Timing – The strongylid parasites we are most commonly talking about are; Nematodirus, Teladorsagia (brown stomach worm), Trichostrongylus (black scour worm), Haemonchus (barbers pole), and Cooperia. You want to run the FECRT during the time of year when the critical production limiting parasites relevant to your farm are going to be present in the samples. The timing of when to test will vary across the country.

In North Canterbury (where we see almost no barbers pole) I have focused on getting tests completed early in the season before summer dry conditions limit my ability to get egg counts to rise in lambs. If I used this timing in the Waikato I may not have enough barbers pole in the sample to get an accurate test for a critical parasite in this district.

Starting egg counts – The pre-drench samples need enough eggs in them to calculate an accurate reduction percentage. For my North Canterbury tests I need to plan very early and mark a group of lambs to leave completely un-drenched from birth to ensure enough eggs are present early in the summer.

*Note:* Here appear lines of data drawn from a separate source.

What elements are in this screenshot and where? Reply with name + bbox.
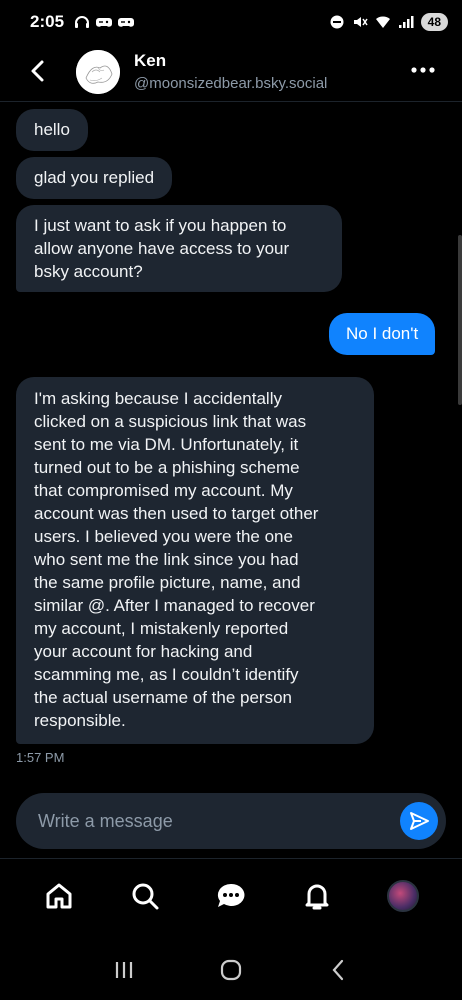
battery-indicator: 48 <box>420 13 448 31</box>
message-input[interactable] <box>38 793 378 849</box>
contact-name[interactable]: Ken <box>134 51 166 71</box>
recent-apps-button[interactable] <box>109 955 139 985</box>
wifi-icon <box>375 16 390 28</box>
recent-apps-icon <box>115 962 132 978</box>
headphones-icon <box>75 16 90 28</box>
nav-profile[interactable] <box>379 872 427 920</box>
message-text-line: I just want to ask if you happen to <box>34 216 287 235</box>
home-system-button[interactable] <box>216 955 246 985</box>
message-text-line: allow anyone have access to your <box>34 239 290 258</box>
message-text-line: the actual username of the person <box>34 688 292 707</box>
message-timestamp: 1:57 PM <box>16 750 65 765</box>
message-text-line: scamming me, as I couldn’t identify <box>34 665 299 684</box>
message-text-line: I'm asking because I accidentally <box>34 389 282 408</box>
status-time: 2:05 <box>30 12 65 31</box>
avatar-sketch-icon <box>76 50 120 94</box>
message-composer <box>16 793 446 849</box>
message-text: No I don't <box>346 324 419 343</box>
gamepad-icon <box>118 18 135 27</box>
profile-avatar <box>387 879 419 912</box>
message-text-line: clicked on a suspicious link that was <box>34 412 307 431</box>
message-text-line: the same profile picture, name, and <box>34 573 301 592</box>
send-icon <box>410 812 429 830</box>
message-text-line: that compromised my account. My <box>34 481 293 500</box>
contact-avatar[interactable] <box>76 50 120 94</box>
system-navigation <box>0 940 462 1000</box>
nav-home[interactable] <box>35 872 83 920</box>
nav-chat[interactable] <box>207 872 255 920</box>
back-system-button[interactable] <box>323 955 353 985</box>
gamepad-icon <box>96 18 113 27</box>
message-text: hello <box>34 120 70 139</box>
more-options-icon[interactable] <box>410 66 436 74</box>
message-text-line: my account, I mistakenly reported <box>34 619 289 638</box>
message-text-line: account was then used to target other <box>34 504 319 523</box>
conversation-header: Ken @moonsizedbear.bsky.social <box>0 44 462 102</box>
search-icon <box>132 883 159 909</box>
message-bubble-incoming[interactable]: I just want to ask if you happen to allo… <box>16 205 342 292</box>
send-button[interactable] <box>400 802 438 840</box>
message-text-line: turned out to be a phishing scheme <box>34 458 300 477</box>
message-text-line: your account for hacking and <box>34 642 253 661</box>
home-circle-icon <box>220 959 242 981</box>
message-bubble-incoming[interactable]: I'm asking because I accidentally clicke… <box>16 377 374 744</box>
scrollbar[interactable] <box>458 235 462 405</box>
message-text-line: similar @. After I managed to recover <box>34 596 315 615</box>
back-icon[interactable] <box>28 58 48 84</box>
nav-notifications[interactable] <box>293 872 341 920</box>
do-not-disturb-icon <box>330 15 344 29</box>
message-bubble-incoming[interactable]: glad you replied <box>16 157 173 199</box>
message-text-line: responsible. <box>34 711 126 730</box>
status-bar: 2:05 48 <box>0 0 462 44</box>
message-text-line: sent to me via DM. Unfortunately, it <box>34 435 299 454</box>
message-bubble-outgoing[interactable]: No I don't <box>329 313 436 355</box>
chat-icon <box>217 883 245 907</box>
message-text: glad you replied <box>34 168 155 187</box>
bottom-navigation <box>0 858 462 932</box>
nav-search[interactable] <box>121 872 169 920</box>
message-bubble-incoming[interactable]: hello <box>16 109 88 151</box>
home-icon <box>46 883 72 908</box>
message-text-line: bsky account? <box>34 262 143 281</box>
back-arrow-icon <box>332 959 344 981</box>
signal-icon <box>398 16 414 28</box>
notifications-icon <box>305 884 329 909</box>
contact-handle[interactable]: @moonsizedbear.bsky.social <box>134 75 327 92</box>
message-text-line: users. I believed you were the one <box>34 527 293 546</box>
mute-icon <box>353 17 368 27</box>
message-text-line: who sent me the link since you had <box>34 550 299 569</box>
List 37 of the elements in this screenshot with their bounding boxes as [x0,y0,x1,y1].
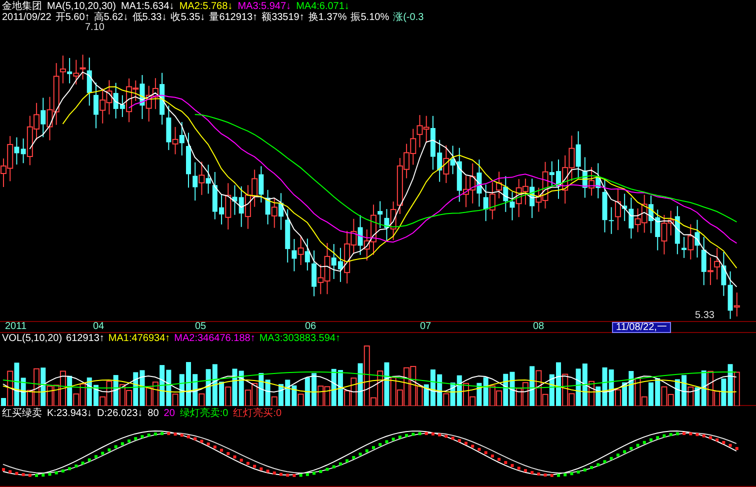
indicator-value: 80 [148,409,159,419]
date-axis-label: 2011 [5,322,27,332]
indicator-value: 高5.62↓ [94,12,128,23]
indicator-value: D:26.023↓ [97,409,143,419]
indicator-value: 20 [164,409,175,419]
quote-date: 2011/09/22 [2,12,52,23]
date-axis-label: 04 [93,322,104,332]
indicator-value: 612913↑ [66,334,104,344]
indicator-value: K:23.943↓ [47,409,92,419]
indicator-value: MA3:303883.594↑ [259,334,340,344]
indicator-value: 低5.33↓ [132,12,167,23]
indicator-value: MA3:5.947↓ [238,0,292,12]
indicator-value: 收5.35↓ [170,12,206,23]
indicator-value: MA2:5.768↓ [179,0,233,12]
indicator-value: 绿灯亮卖:0 [180,409,228,419]
date-axis-label: 06 [305,322,316,332]
price-label: 5.33 [695,311,714,321]
date-axis-label: 08 [533,322,544,332]
date-axis-label: 07 [420,322,432,332]
indicator-name: 红买绿卖 [2,409,42,419]
volume-label: VOL(5,10,20) [2,334,62,344]
indicator-value: MA1:5.634↓ [120,0,174,12]
indicator-value: MA1:476934↑ [108,334,170,344]
price-label: 7.10 [85,23,104,33]
indicator-value: MA4:6.071↓ [296,0,350,12]
ma-label: MA(5,10,20,30) [47,0,116,12]
cursor-date: 11/08/22,一 [612,322,671,333]
date-axis-label: 05 [195,322,206,332]
indicator-value: 量612913↑ [209,12,258,23]
indicator-value: 换1.37% [308,12,347,23]
indicator-value: 额33519↑ [262,12,304,23]
indicator-value: MA2:346476.188↑ [174,334,256,344]
indicator-value: 涨(-0.3 [393,12,424,23]
indicator-value: 红灯亮买:0 [233,409,282,419]
indicator-value: 开5.60↑ [55,12,90,23]
stock-name: 金地集团 [2,0,42,12]
indicator-value: 振5.10% [350,12,390,23]
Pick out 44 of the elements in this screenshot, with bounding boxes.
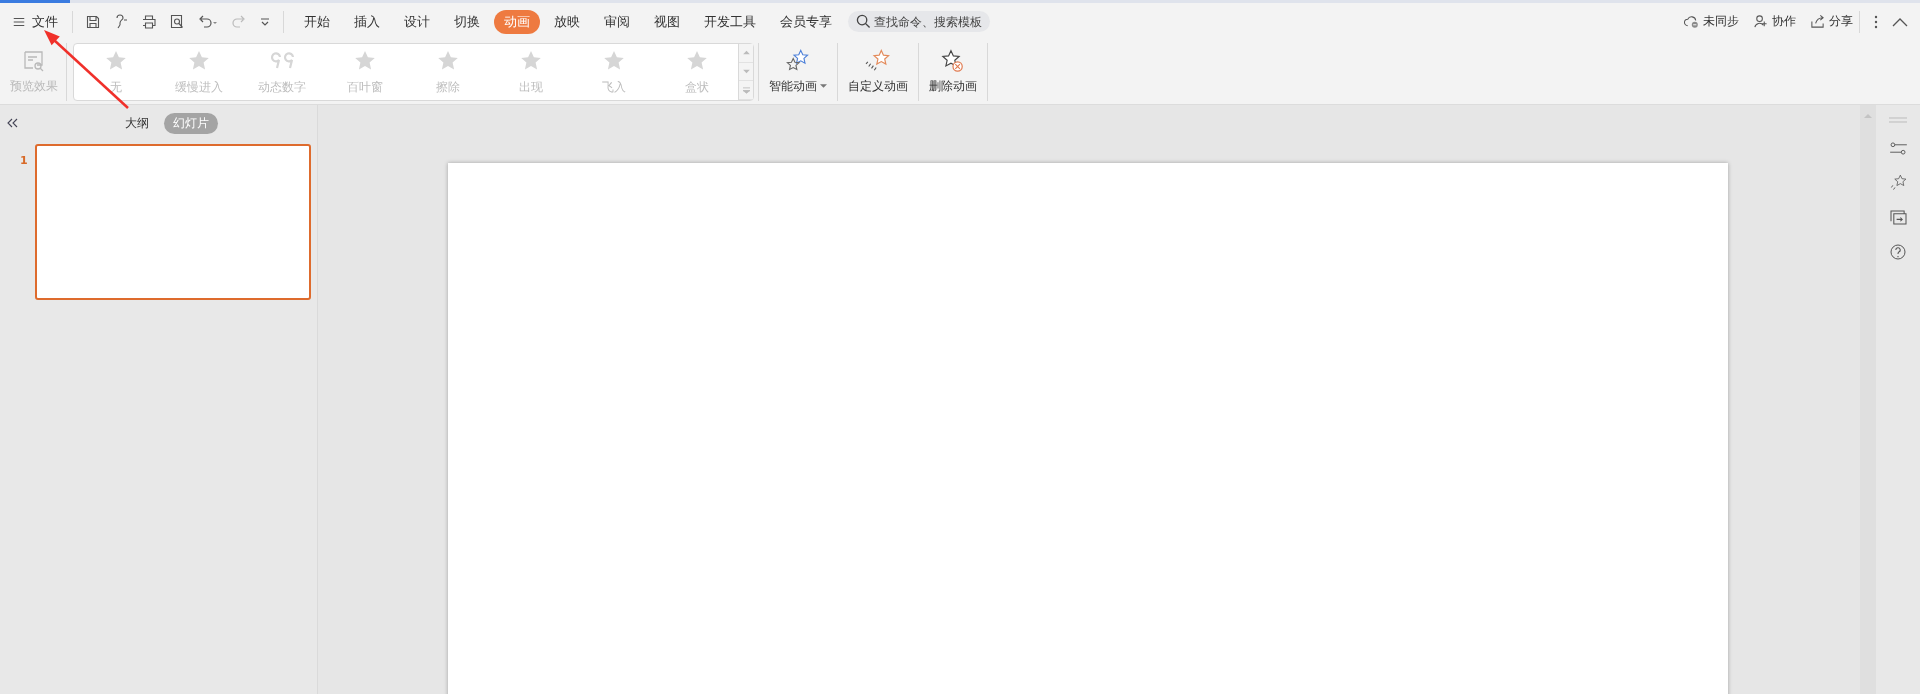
ribbon-tab[interactable]: 切换 bbox=[444, 9, 490, 34]
cloud-icon bbox=[1684, 14, 1699, 29]
add-person-icon bbox=[1753, 14, 1768, 29]
print-preview-icon[interactable] bbox=[169, 13, 185, 30]
slide-thumbnail[interactable] bbox=[35, 144, 311, 300]
animation-star-icon[interactable] bbox=[1889, 174, 1907, 191]
customize-caret-icon[interactable] bbox=[259, 15, 271, 28]
ribbon-tab[interactable]: 开发工具 bbox=[694, 9, 766, 34]
up-arrow-icon bbox=[742, 50, 750, 56]
help-icon[interactable] bbox=[1890, 244, 1906, 260]
collab-button[interactable]: 协作 bbox=[1753, 13, 1796, 30]
collapse-panel-icon[interactable] bbox=[7, 118, 19, 128]
smart-animation-button[interactable]: 智能动画 bbox=[763, 47, 833, 97]
star-delete-icon bbox=[940, 49, 966, 73]
settings-sliders-icon[interactable] bbox=[1889, 142, 1907, 155]
view-tab[interactable]: 大纲 bbox=[116, 112, 158, 134]
expand-icon bbox=[742, 86, 750, 94]
save-icon[interactable] bbox=[85, 13, 101, 30]
ribbon-tab[interactable]: 审阅 bbox=[594, 9, 640, 34]
ribbon-tab[interactable]: 插入 bbox=[344, 9, 390, 34]
ribbon-tab[interactable]: 开始 bbox=[294, 9, 340, 34]
search-field[interactable]: 查找命令、搜索模板 bbox=[848, 11, 990, 32]
shooting-star-icon bbox=[865, 49, 891, 73]
file-menu-button[interactable]: 文件 bbox=[12, 12, 58, 31]
share-button[interactable]: 分享 bbox=[1810, 13, 1853, 30]
sync-button[interactable]: 未同步 bbox=[1684, 13, 1739, 30]
ribbon-tab[interactable]: 视图 bbox=[644, 9, 690, 34]
slide-number: 1 bbox=[20, 154, 29, 167]
ribbon-tab[interactable]: 设计 bbox=[394, 9, 440, 34]
down-arrow-icon bbox=[742, 69, 750, 74]
more-icon[interactable] bbox=[1872, 13, 1880, 30]
search-icon bbox=[856, 14, 871, 29]
undo-icon[interactable] bbox=[197, 13, 219, 30]
delete-animation-button[interactable]: 删除动画 bbox=[923, 47, 983, 97]
preview-icon bbox=[22, 49, 46, 73]
stars-icon bbox=[785, 49, 811, 73]
custom-animation-button[interactable]: 自定义动画 bbox=[842, 47, 914, 97]
vertical-scrollbar[interactable] bbox=[1860, 105, 1876, 694]
ribbon-tab[interactable]: 会员专享 bbox=[770, 9, 842, 34]
collapse-ribbon-icon[interactable] bbox=[1892, 16, 1908, 27]
slideshow-icon[interactable] bbox=[1889, 210, 1907, 225]
print-icon[interactable] bbox=[141, 13, 157, 30]
share-icon bbox=[1810, 14, 1825, 29]
ribbon-tab[interactable]: 放映 bbox=[544, 9, 590, 34]
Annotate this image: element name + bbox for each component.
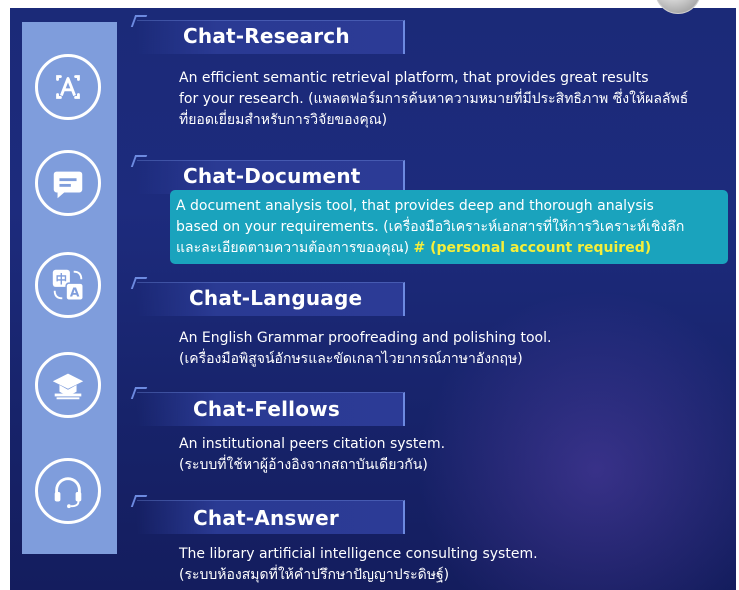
ai-text-icon[interactable] — [35, 54, 101, 120]
section-title-language: Chat-Language — [189, 286, 363, 310]
section-title-answer: Chat-Answer — [193, 506, 339, 530]
desc-line: An institutional peers citation system. — [179, 436, 446, 452]
account-required-note: # (personal account required) — [413, 240, 652, 256]
desc-line: และละเอียดตามความต้องการของคุณ) # (perso… — [176, 238, 684, 259]
desc-line: The library artificial intelligence cons… — [179, 546, 538, 562]
headset-icon[interactable] — [35, 458, 101, 524]
desc-line: (เครื่องมือพิสูจน์อักษรและขัดเกลาไวยากรณ… — [179, 351, 523, 367]
translate-icon[interactable]: 中 A — [35, 252, 101, 318]
svg-text:中: 中 — [56, 272, 67, 286]
section-desc-answer: The library artificial intelligence cons… — [179, 544, 538, 586]
svg-text:A: A — [70, 285, 80, 299]
desc-line: An English Grammar proofreading and poli… — [179, 330, 552, 346]
desc-line: for your research. (แพลตฟอร์มการค้นหาควา… — [179, 91, 689, 107]
section-desc-research: An efficient semantic retrieval platform… — [179, 68, 688, 131]
graduation-cap-icon[interactable] — [35, 352, 101, 418]
desc-line-text: และละเอียดตามความต้องการของคุณ) — [176, 240, 410, 256]
desc-line: An efficient semantic retrieval platform… — [179, 70, 649, 86]
chat-bubble-icon[interactable] — [35, 150, 101, 216]
desc-line: (ระบบห้องสมุดที่ให้คำปรึกษาปัญญาประดิษฐ์… — [179, 567, 450, 583]
desc-line: based on your requirements. (เครื่องมือว… — [176, 219, 685, 235]
section-title-research: Chat-Research — [183, 24, 350, 48]
desc-line: ที่ยอดเยี่ยมสำหรับการวิจัยของคุณ) — [179, 112, 388, 128]
screenshot-stage: 中 A Chat-Research An efficient semantic … — [0, 0, 739, 590]
section-desc-fellows: An institutional peers citation system. … — [179, 434, 445, 476]
section-desc-document: A document analysis tool, that provides … — [176, 196, 684, 259]
desc-line: A document analysis tool, that provides … — [176, 198, 654, 214]
section-desc-language: An English Grammar proofreading and poli… — [179, 328, 551, 370]
section-title-document: Chat-Document — [183, 164, 361, 188]
desc-line: (ระบบที่ใช้หาผู้อ้างอิงจากสถาบันเดียวกัน… — [179, 457, 428, 473]
section-title-fellows: Chat-Fellows — [193, 397, 340, 421]
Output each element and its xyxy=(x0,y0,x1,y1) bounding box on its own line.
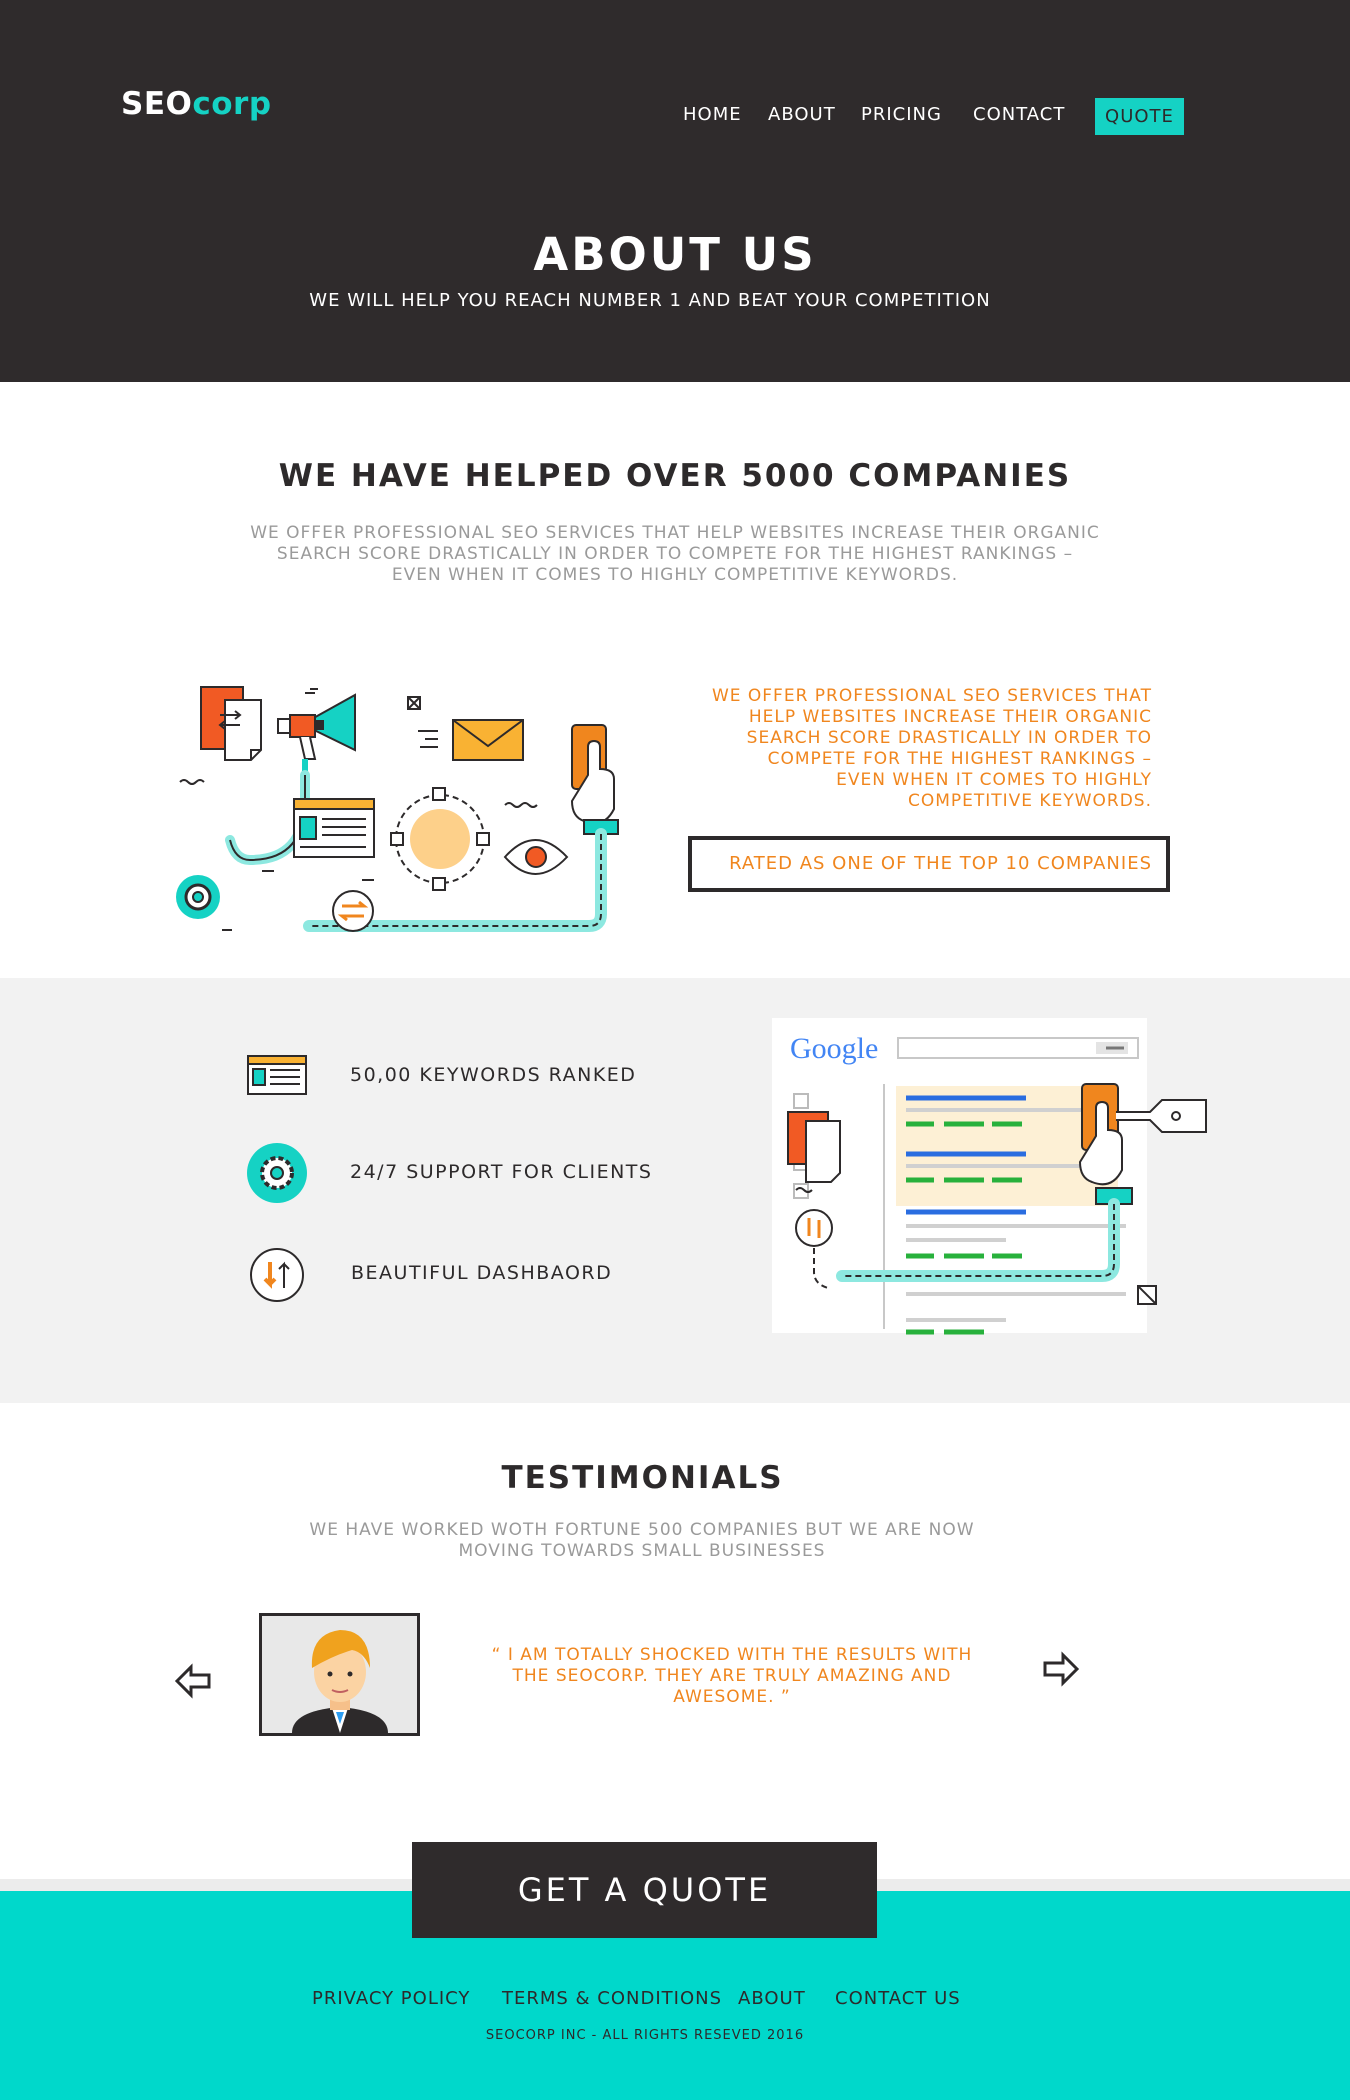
client-portrait-icon xyxy=(292,1630,388,1733)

Lamb age – The FECRT must be run on lambs, it will not work in ewes. In my experience it can be a struggle to reliably get egg counts high enough in lambs older than nine months.

Number of lambs – I use 15 lambs per drench group and typically run 5 drench groups in my standard FECRT = 75 lambs. You need to plan alongside your advisor well in advance of your FECRT how many drenches you need for the test to get a robust understanding of your farms current drench resistance status.

Pre-test management of lambs – In my rush against the dry I want to see FECRT lambs pushed hard, on low covers, grazing behind other groups of lambs. If my 75-100 drench test lambs have it easy, on good feed we never get egg counts high enough to start.

Pre-test monitoring – We usually do a sample FEC a couple of times prior to the test to check we are on track and have sufficient eggs in the sample before we pull the trigger.

Equipment – Your vet will typically arrange all the drench to use for the tests and bring with them the equipment to mark lambs into groups, and to collect faecal samples. It is important that you have arranged for a working set of scales to weigh each lamb prior to their dose of drench.

The FECRT is going to be relied on for a number of critical decisions. You need to make sure it is accurate, that the results are truly representative of the parasites on your farm, and that the timing of the test ensures that critical parasites are present in the test sample. This takes planning, and it takes an experienced adviser to ensure all the boxes are ticked prior to the test starting. I strongly advise you contact your vet well before weaning to get the plan for your FECRT sorted.

  • Ben Allott is a North Canterbury veterinarian.